[XIV] Pesan Beruntun

72 2 0
                                    

>>>

Kamu seperti pelangi, walaupun sesaat tapi aku menyukainya.

>>>

Motor Devka melaju dengan kencang di jalanan beraspal, Sindy hanya bisa berpegangan pada ransel Devka agar tidak terjatuh. Sialnya lagi, Sindy tidak begitu menyukai menaiki motor ninja. Tinggi dan membuat Sindy tidak nyaman.

Devka melajukan motor ninja berwarna merahnya ke Komplek Pelita, mengikuti arahan Sindy.
Mereka berhenti didepan sebuah rumah minimalis dengan gerbang hitam.

"Turun!" ucap Devka setelah dia mematikan mesin motornya.

Sempat bingung beberapa detik bagaimana caranya turun, akhirnya Sindy turun dari motor tersebut dengan susah payah.

"Mampir dulu yuk, Kak!" ajak Sindy.

"Engga." jawab Devka ketus.

"Please???" Sindy memohon sambil memegang lengan baju Devka.

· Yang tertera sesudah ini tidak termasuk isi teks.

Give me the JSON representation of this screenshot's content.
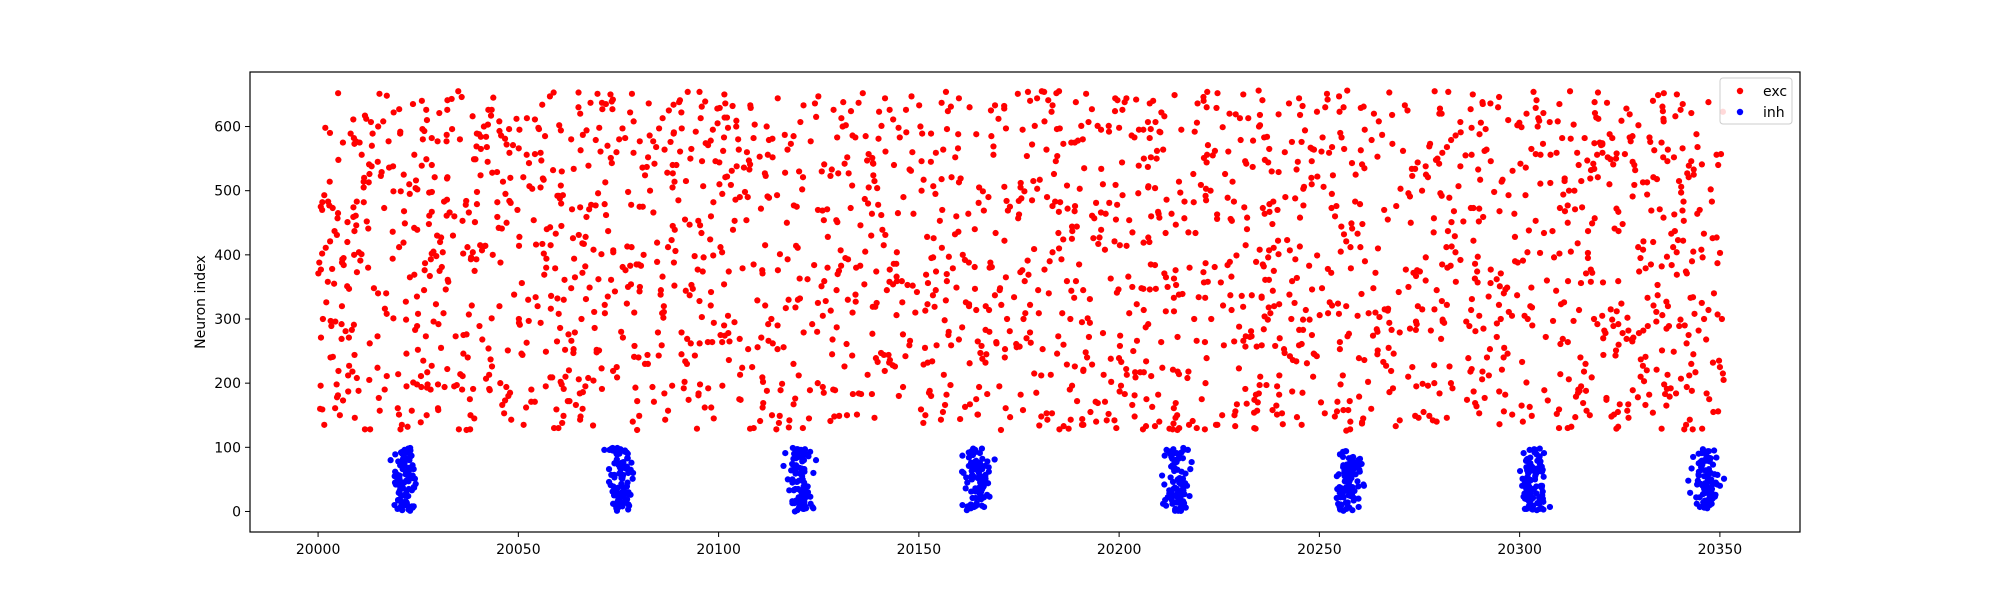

Devka memutar bola matanya dengan malas. Mau tidak mau Devka turun dari motor dan melepas helm-nya kemudian mengikuti Sindy dari belakang.

"Duduk dulu Kak. Aku ambilin minum ya." ucap Sindy setelah mereka berada di ruang tamu.

Devka hanya menggangguk lalu mendudukkan dirinya di sopa panjang berwarna hitam. Dia tidak merasa canggung, karena situasi seperti ini sering dia alami.

Sindy kembali keruang tamu dengan membawa dua minuman, lalu mendudukkan dirinya disamping Devka.

"Jangan pulang dulu ya Kak. Papaku pasti seneng ketemu Kakak."

"Hah?" Devka terkejut, ini baru pertama kalinya dia kerumah Sindy. Tetapi cewek didepannya sudah mau mengenalkan Devka kepada orangtuanya. Devka menelan salivanya dengan susah payah.

"Kalau hari kamis Papaku pulang sore, sebentar lagi datang kok. Jangan pulang dulu ya Kak. Aku ganti baju dulu sebentar."

Setelah Sindy mengucapkan itu, dia bergegas ke kamarnya dilantai atas, meninggalkan Devka dengan keterkejutannya.

"Cewek gila. Ngapain gue harus ketemu bokap lo." -batin Devka.

Beberapa menit kemudian, Sindy masih belum keluar kamarnya. Devka yang bosan dengan keadaan hanya memainkan ponselnya dan berkirim pesan dengan seseorang.

Pintu depan terbuka dan menampakkan sesosok pria paruh baya dengan setelan jas yang sudah lusuh.

Melihat itu, Devka langsung berdiri dan membungkuk sopan.
"Selamat sore om." ucap Devka.

"Eh, ada tamu. Teman Arin ya?" tanya Suganda.

Devka sempat bingung dengan nama panggilan Sindy ketika dirumah.
"Iya om." lanjutnya.

"Panggil saja om Suga."

Devka mengangguk, kemudian dia mendengar langkah kaki yang mulai mendekat. Sindy sudah berganti pakaian, dan langsung mendekati keberadaan Papanya.

"Papa udah pulang." Sindy mencium punggung tangan Papanya.
"Kenalin pa, ini Kak Devka."

Lalu Devka mencium punggung tangan Suga dengan sopan. "Devka om."